At the White House, he worked closer to the dirty dishes than the large desk in the Oval Office. Helene didn't care; she just beamed with pride.
President Truman called him Gene. President Ford liked to talk golf with him.

He saw eight presidential administrations come and go, often working six days a week. "I never missed a day of work," Allen says.

His is a story from the back pages of history. A figure in the tiniest of print. The man in the kitchen.
He was there while America's racial history was being remade: Brown v. Board of Education, the Little Rock school crisis, the 1963 March on Washington, the cities burning, the civil rights bills, the assassinations.
When he started at the White House in 1952, he couldn't even use the public restrooms when he ventured back to his native Virginia. "We had never had anything," Allen, 89, recalls of black America at the time. "I was always hoping things would get better."

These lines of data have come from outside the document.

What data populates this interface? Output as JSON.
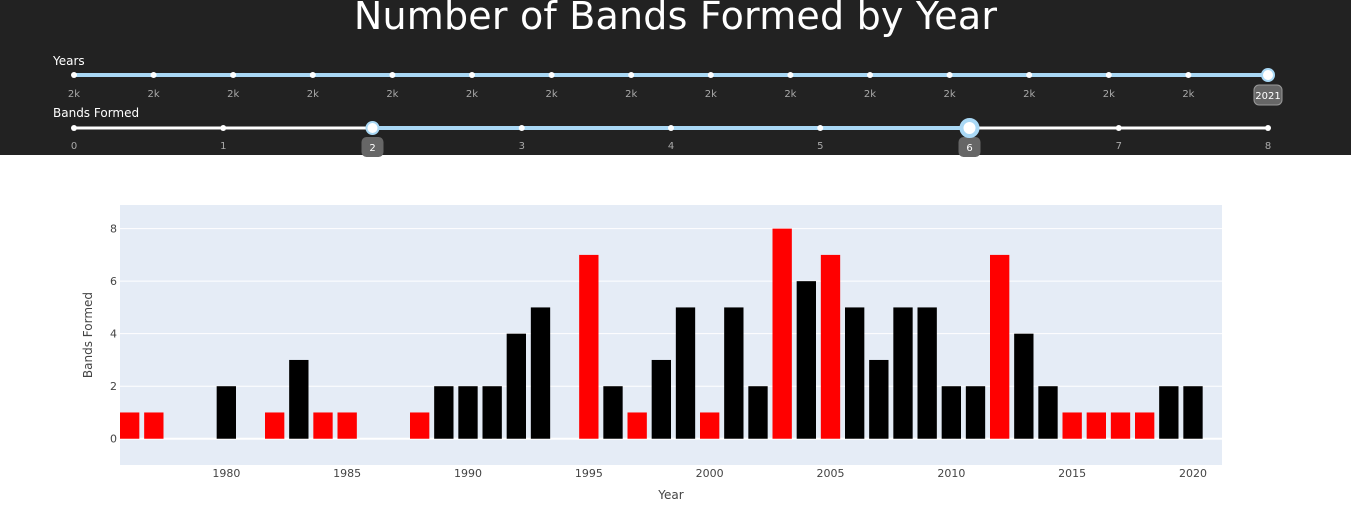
{
  "title": "Number of Bands Formed by Year",
  "sliders": {
    "years": {
      "label": "Years",
      "tick_labels": [
        "2k",
        "2k",
        "2k",
        "2k",
        "2k",
        "2k",
        "2k",
        "2k",
        "2k",
        "2k",
        "2k",
        "2k",
        "2k",
        "2k",
        "2k",
        "2021"
      ],
      "value_badge": "2021",
      "handle_index": 15
    },
    "bands": {
      "label": "Bands Formed",
      "tick_labels": [
        "0",
        "1",
        "2",
        "3",
        "4",
        "5",
        "6",
        "7",
        "8"
      ],
      "range": [
        2,
        6
      ],
      "low_badge": "2",
      "high_badge": "6"
    }
  },
  "colors": {
    "panel_bg": "#222222",
    "track": "#ffffff",
    "track_active": "#a9d8f5",
    "badge_bg": "#666666",
    "plot_bg": "#e5ecf6",
    "in_range": "#000000",
    "out_of_range": "#ff0000"
  },
  "chart_data": {
    "type": "bar",
    "title": "",
    "xlabel": "Year",
    "ylabel": "Bands Formed",
    "xlim": [
      1975.6,
      2021.2
    ],
    "ylim": [
      -1,
      8.9
    ],
    "x_ticks": [
      1980,
      1985,
      1990,
      1995,
      2000,
      2005,
      2010,
      2015,
      2020
    ],
    "y_ticks": [
      0,
      2,
      4,
      6,
      8
    ],
    "grid": true,
    "x": [
      1976,
      1977,
      1980,
      1982,
      1983,
      1984,
      1985,
      1988,
      1989,
      1990,
      1991,
      1992,
      1993,
      1995,
      1996,
      1997,
      1998,
      1999,
      2000,
      2001,
      2002,
      2003,
      2004,
      2005,
      2006,
      2007,
      2008,
      2009,
      2010,
      2011,
      2012,
      2013,
      2014,
      2015,
      2016,
      2017,
      2018,
      2019,
      2020
    ],
    "values": [
      1,
      1,
      2,
      1,
      3,
      1,
      1,
      1,
      2,
      2,
      2,
      4,
      5,
      7,
      2,
      1,
      3,
      5,
      1,
      5,
      2,
      8,
      6,
      7,
      5,
      3,
      5,
      5,
      2,
      2,
      7,
      4,
      2,
      1,
      1,
      1,
      1,
      2,
      2
    ],
    "highlight_range": [
      2,
      6
    ]
  }
}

In its long history, the White House — just note the name — has had a complex and vexing relationship with black Americans....

Interviewed at their home last week, Gene and Helene speculated about what it would mean if a black man were actually elected president.

"Just imagine," she said.

"It'd be really something," he said.

On Monday, Helene had a doctor's appointment. Gene woke and nudged her once, then again. He shuffled around to her side of the bed. He nudged Helene again. He was all alone.

"I woke up, and my wife didn't," he said later.
The lady he married 65 years ago will be buried today.
The butler cast his vote for Obama on Tuesday. He so missed telling his Helene about the black man bound for the Oval Office.